Программа «Легендарные спектакли и имена» проводится с 2005 года и объединяет театральные постановки, вошедшие в историю мирового театра.
За эти годы зритель увидел драматические спектакли-легенды «Братья и сестры» и «Бесы» (Санкт-Петербургский Малый драматический театр — Театр Европы; пост. Лев Додин), «Карьера Артуро Уи» (театр «Берлинер ансамбль» / Германия; пост. Хайнер Мюллер), «Арлекин, слуга двух господ» («Пикколо театро ди Милано» / Италия; реж. Джорджо Стреллер), оценил хореографию фламандского Королевского балета «Impressing The Czar» (хореогр. Уильям Форсайт), французской танцовщицы Сильви Гиллем «Push» и звезд нидерландского современного танца Иржи Килиана «Last Touch First»… Театральной публике 2012 года посчастливилось посмотреть спектакли Кристиана Люпы «Персона. Тело Симоны» и «Персона. Мэрилин» (Драматический театр, Варшава).

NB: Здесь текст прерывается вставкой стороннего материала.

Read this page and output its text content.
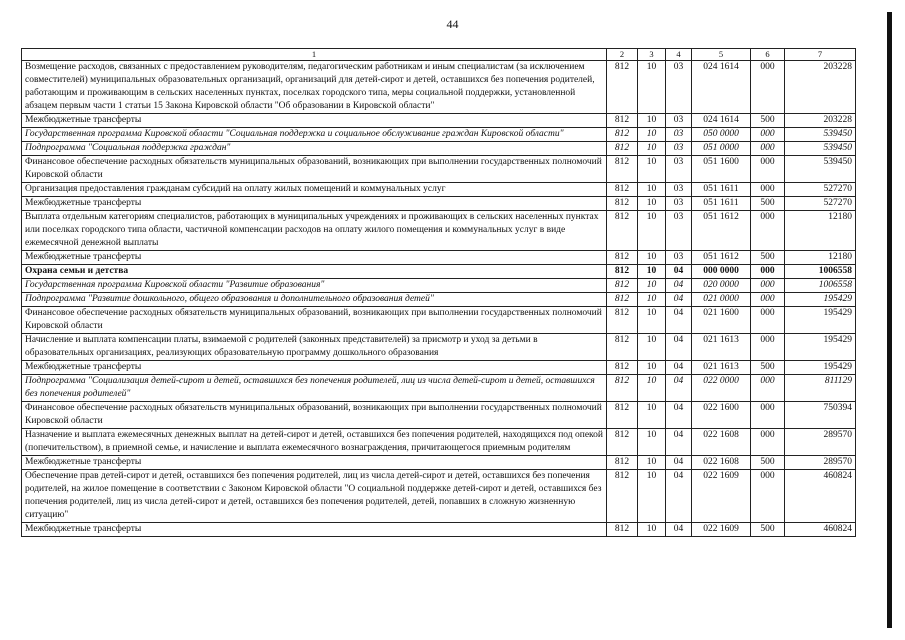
44
1	2	3	4	5	6	7
Возмещение расходов, связанных с предоставлением руководителям, педагогическим работникам и иным специалистам (за исключением совместителей) муниципальных образовательных организаций, организаций для детей-сирот и детей, оставшихся без попечения родителей, работающим и проживающим в сельских населенных пунктах, поселках городского типа, меры социальной поддержки, установленной абзацем первым части 1 статьи 15 Закона Кировской области "Об образовании в Кировской области"	812	10	03	024 1614	000	203228
Межбюджетные трансферты	812	10	03	024 1614	500	203228
Государственная программа Кировской области "Социальная поддержка и социальное обслуживание граждан Кировской области"	812	10	03	050 0000	000	539450
Подпрограмма "Социальная поддержка граждан"	812	10	03	051 0000	000	539450
Финансовое обеспечение расходных обязательств муниципальных образований, возникающих при выполнении государственных полномочий Кировской области	812	10	03	051 1600	000	539450
Организация предоставления гражданам субсидий на оплату жилых помещений и коммунальных услуг	812	10	03	051 1611	000	527270
Межбюджетные трансферты	812	10	03	051 1611	500	527270
Выплата отдельным категориям специалистов, работающих в муниципальных учреждениях и проживающих в сельских населенных пунктах или поселках городского типа области, частичной компенсации расходов на оплату жилого помещения и коммунальных услуг в виде ежемесячной денежной выплаты	812	10	03	051 1612	000	12180
Межбюджетные трансферты	812	10	03	051 1612	500	12180
Охрана семьи и детства	812	10	04	000 0000	000	1006558
Государственная программа Кировской области "Развитие образования"	812	10	04	020 0000	000	1006558
Подпрограмма "Развитие дошкольного, общего образования и дополнительного образования детей"	812	10	04	021 0000	000	195429
Финансовое обеспечение расходных обязательств муниципальных образований, возникающих при выполнении государственных полномочий Кировской области	812	10	04	021 1600	000	195429
Начисление и выплата компенсации платы, взимаемой с родителей (законных представителей) за присмотр и уход за детьми в образовательных организациях, реализующих образовательную программу дошкольного образования	812	10	04	021 1613	000	195429
Межбюджетные трансферты	812	10	04	021 1613	500	195429
Подпрограмма "Социализация детей-сирот и детей, оставшихся без попечения родителей, лиц из числа детей-сирот и детей, оставшихся без попечения родителей"	812	10	04	022 0000	000	811129
Финансовое обеспечение расходных обязательств муниципальных образований, возникающих при выполнении государственных полномочий Кировской области	812	10	04	022 1600	000	750394
Назначение и выплата ежемесячных денежных выплат на детей-сирот и детей, оставшихся без попечения родителей, находящихся под опекой (попечительством), в приемной семье, и начисление и выплата ежемесячного вознаграждения, причитающегося приемным родителям	812	10	04	022 1608	000	289570
Межбюджетные трансферты	812	10	04	022 1608	500	289570
Обеспечение прав детей-сирот и детей, оставшихся без попечения родителей, лиц из числа детей-сирот и детей, оставшихся без попечения родителей, на жилое помещение в соответствии с Законом Кировской области "О социальной поддержке детей-сирот и детей, оставшихся без попечения родителей, лиц из числа детей-сирот и детей, оставшихся без попечения родителей, детей, попавших в сложную жизненную ситуацию"	812	10	04	022 1609	000	460824
Межбюджетные трансферты	812	10	04	022 1609	500	460824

Проект «Премьеры Мариинского театра в Москве» проходит в рамках фестиваля «Золотая маска» с 2006 года. На этот раз московская публика получила возможность познакомиться с оперой «Мертвые души», балетами «Парк» и «Вечер одноактных балетов» («Simple Things» ,«Without», «Лабиринт») на Новой сцене Большого театра.
В начале апреля 2012 года «Золотая маска» впервые представила проект «Михайловский театр в Москве». В течение последних сезонов санкт-петербургский Михайловский театр (бывший Малый театр оперы и балета им. М.П. Мусоргского) обратил на себя внимание новой художественной политикой. Одним из итогов кардинальных изменений стало выдвижение на премию «Золотая маска» сразу трех его постановок в 2011 году и столько же в 2012-м («Спящая красавица», «Богема», «Вечер одноактных балетов» /Прелюдия, Дуэнде, Nung Dimittis»).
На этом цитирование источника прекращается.